14/08/2026
🔴🇨🇫 DE BANGUI À OUAGADOUGOU🇧🇫 : 🇷🇺LA RUSSIE, NOUVEAU MAÎTRE DE L'AFRIQUE EN ÉBULLITION ?
L’avènement de l’Africa Corps consacre une souveraineté de façade qui masque un assujettissement sécuritaire et financier total. En substituant la tutelle directe du ministère russe de la Défense à l'opacité commerciale du groupe Wagner, Moscou a institutionnalisé un modèle de prédation économique redoutable. Ce troc, formalisé par l'Alliance des États du Sahel (AES) ou les accords de Bangui, échange la survie de régimes militaires ou autocratiques isolés contre un accès exclusif aux ressources extractives (or, uranium, diamant). Les bénéfices de ces concessions minières ne financent plus le développement local, mais sont directement siphonnés pour contourner les sanctions internationales subies par la Russie. L'argument de la reconquête souveraine s'effondre face à ce transfert de richesse nationale, qui appauvrit durablement les populations africaines au profit d’un parrain extérieur unique.
Une faillite opérationnelle et une escalade de l'insécurité
Sur le plan strictement militaire, le bilan de cette présence étatique russe est globalement négatif et aggrave la crise humanitaire. Contrairement aux promesses de pacification rapide faites aux juntes du Mali, du Burkina Faso ou du Niger, la violence n'a fait que se déplacer et s'intensifier. L'incapacité d'Africa Corps à endiguer durablement la menace terroriste s'accompagne d'une brutalité systémique envers les populations civiles, documentée par de multiples rapports internationaux. Ces exactions massives agissent comme un puissant vecteur de radicalisation, poussant les communautés locales marginalisées dans les bras des groupes insurgés.
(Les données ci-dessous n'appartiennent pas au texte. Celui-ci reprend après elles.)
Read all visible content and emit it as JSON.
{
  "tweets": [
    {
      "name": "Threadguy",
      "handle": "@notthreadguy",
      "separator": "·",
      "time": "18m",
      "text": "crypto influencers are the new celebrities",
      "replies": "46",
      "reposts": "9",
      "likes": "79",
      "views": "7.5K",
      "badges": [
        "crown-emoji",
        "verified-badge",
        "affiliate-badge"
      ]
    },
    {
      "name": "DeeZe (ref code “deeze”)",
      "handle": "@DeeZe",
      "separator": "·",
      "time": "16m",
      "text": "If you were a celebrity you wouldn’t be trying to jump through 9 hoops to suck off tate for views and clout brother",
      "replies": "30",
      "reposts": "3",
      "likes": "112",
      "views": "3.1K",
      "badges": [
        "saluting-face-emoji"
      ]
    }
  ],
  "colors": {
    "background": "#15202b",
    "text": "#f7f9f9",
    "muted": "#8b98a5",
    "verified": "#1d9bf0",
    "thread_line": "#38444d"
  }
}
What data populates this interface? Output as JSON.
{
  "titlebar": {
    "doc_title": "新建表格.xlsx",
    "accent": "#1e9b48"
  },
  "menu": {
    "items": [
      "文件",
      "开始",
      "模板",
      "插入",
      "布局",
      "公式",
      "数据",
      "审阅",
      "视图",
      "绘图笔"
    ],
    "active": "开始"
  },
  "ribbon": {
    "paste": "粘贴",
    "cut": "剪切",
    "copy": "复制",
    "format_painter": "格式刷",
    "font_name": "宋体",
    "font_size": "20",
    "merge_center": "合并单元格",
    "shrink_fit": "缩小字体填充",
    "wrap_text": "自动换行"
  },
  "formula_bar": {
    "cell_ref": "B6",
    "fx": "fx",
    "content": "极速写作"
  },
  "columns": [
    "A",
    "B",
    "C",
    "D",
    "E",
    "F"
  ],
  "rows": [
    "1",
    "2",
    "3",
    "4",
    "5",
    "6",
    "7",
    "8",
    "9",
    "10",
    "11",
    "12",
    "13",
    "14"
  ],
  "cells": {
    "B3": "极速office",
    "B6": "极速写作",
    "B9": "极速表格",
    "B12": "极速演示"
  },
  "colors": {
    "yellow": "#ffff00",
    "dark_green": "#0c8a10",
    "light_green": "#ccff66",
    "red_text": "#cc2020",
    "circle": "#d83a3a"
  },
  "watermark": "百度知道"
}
Loin de stabiliser les territoires, la méthode russe alimente un cycle d'insécurité permanent qui justifie, de manière cynique, la prolongation indéfinie de leur contrat de protection.
La garde prétorienne comme piège et prise d'otages politique
La privatisation de la sécurité présidentielle par Moscou transforme les chefs d'État africains en obligés, piégés dans une dépendance irréversible. À Bangui avec Faustin-Archange Touadéra, à Bamako et Ouagadougou, ou plus récemment à Brazzaville sous Denis Sassou-Nguesso, le contrôle direct de l'intégrité physique des dirigeants par des forces russes neutralise toute autonomie politique locale. Cette garde prétorienne étrangère n'est pas conçue pour protéger l'État, mais pour sanctuariser le pouvoir en place contre d'éventuels coups d'État internes. En confiant les clés de leur survie politique et physique à Africa Corps, ces dirigeants s'exposent à un chantage permanent : toute velléité de diversification diplomatique ou de réalignement économique est immédiatement étouffée par la menace d'un retrait du bouclier sécuritaire, matérialisant ainsi une véritable prise d'otages géopolitique.